Sandy & Junior chronology
| Sonho Azul (1997) | Era Uma Vez... Ao Vivo (1998) | As Quatro Estações (1999) |

Singles from Era Uma Vez... Ao Vivo
- "Em Cada Sonho" Released: 1998; "No Fundo do Coração" Released: 1998;

= Era Uma Vez... Ao Vivo =

Era Uma Vez... Ao Vivo is the 8th album and the first live release of Brazilian singing duo Sandy & Junior. It's a recording from the duo's Eu Acho Que Pirei Tour, and it was filmed and recorded in São Paulo. It's their first record to achieve one million copies sold.

To maintain their status as teen idols, most of their older songs were excluded from the final recording, although they were sung during the Eu Acho Que Pirei Tour. There was also a cover of the Titanic's theme, My Heart Will Go On, originally performed by Celine Dion.

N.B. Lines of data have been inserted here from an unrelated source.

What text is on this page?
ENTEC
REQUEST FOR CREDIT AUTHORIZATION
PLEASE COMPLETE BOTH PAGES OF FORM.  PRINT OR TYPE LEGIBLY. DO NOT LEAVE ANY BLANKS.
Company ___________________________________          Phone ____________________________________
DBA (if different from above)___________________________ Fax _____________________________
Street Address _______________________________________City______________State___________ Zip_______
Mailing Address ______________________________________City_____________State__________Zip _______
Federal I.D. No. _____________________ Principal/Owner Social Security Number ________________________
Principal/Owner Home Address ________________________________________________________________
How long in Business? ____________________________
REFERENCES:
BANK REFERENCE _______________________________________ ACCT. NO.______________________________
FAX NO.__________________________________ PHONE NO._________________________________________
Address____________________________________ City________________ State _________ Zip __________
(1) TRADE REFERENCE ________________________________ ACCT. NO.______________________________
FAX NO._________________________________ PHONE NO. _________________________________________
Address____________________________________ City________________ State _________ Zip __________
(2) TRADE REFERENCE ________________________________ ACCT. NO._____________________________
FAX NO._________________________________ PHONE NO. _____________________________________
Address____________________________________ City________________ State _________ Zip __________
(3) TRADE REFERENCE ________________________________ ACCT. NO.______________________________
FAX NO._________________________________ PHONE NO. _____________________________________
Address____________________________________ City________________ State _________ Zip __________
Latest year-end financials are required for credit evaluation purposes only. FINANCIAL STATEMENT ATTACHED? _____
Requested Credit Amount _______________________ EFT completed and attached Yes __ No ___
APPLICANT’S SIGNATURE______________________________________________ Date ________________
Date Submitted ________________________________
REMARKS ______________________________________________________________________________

Besides the live tracks, three studio tracks were also added. The first Portuguese language version of "My Heart Will Go On", entitled "Em Cada Sonho (O Amor Feito Flecha)". The second is "Cadê Você Que Não Está", and the third is "No Fundo do Coração", a version of "Truly Madly Deeply", by Savage Garden.

==Track listing==

| No. | Title | Writer(s) | Length |
|---|---|---|---|
| 1. | "Como Um Flash (Flashdance... What a Feeling)" | Giorgio Moroder; Irene Cara; Álvaro Socci; Cláudio Matta; | 5:44 |
| 2. | "Com Você" | Berry Gordy; Willie Hutch; Bob West; Xororó; Feio; Noely; | 4:23 |
| 3. | "Beijo É Bom" | Feio; Darci Rossi; | 3:11 |
| 4. | "Inesquecível" | Giuseppe Carella; Fabrizio Baldoni; Gino De Stefani; Claudio Rabello; | 3:46 |
| 5. | "Dig-Dig-Joy" | Feio; Rique Azevedo; | 3:29 |
| 6. | "Vai Ter Que Rebolar" | Nenéo; | 3:35 |
| 7. | "Etc... E Tal (Any Man of Mine)" | Shania Twain; Robert John "Mutt" Lange; Darci Rossi; | 3:32 |
| 8. | "My Heart Will Go On" | James Horner; Will Jennings; | 4:13 |
| 9. | "Era Uma Vez..." | Socci; Malta; | 3:58 |
| 10. | "Não Ter (Non c'è)" | Federico Cavalli; Pietro Cremonesi; Angelo Valsiglio; Claudio Rabello; | 5:35 |
| 11. | "Eu Acho Que Pirei" | Alex; Lili Maturana; Feio; | 4:20 |
| 12. | "Em Cada Sonho (O Amor Feito Flecha) (My Heart Will Go On)" | James Horner; Will Jennings; Feio; | 4:29 |
| 13. | "Cadê Você Que Não Está" | Randall; Danimar; Tivas; | 3:41 |
| 14. | "No Fundo Do Coração (Truly Madly Deeply)" | D. Hayes; Derrick Jones; Paulo Sérgio Valle; | 3:22 |
| Total length: |  |  | 36:57 |

==Certifications and sales==

| Region | Certification | Certified units/sales |
| Brazil (Pro-Música Brasil) | 3× Platinum | 750,000^{*} |
^{*} Sales figures based on certification alone.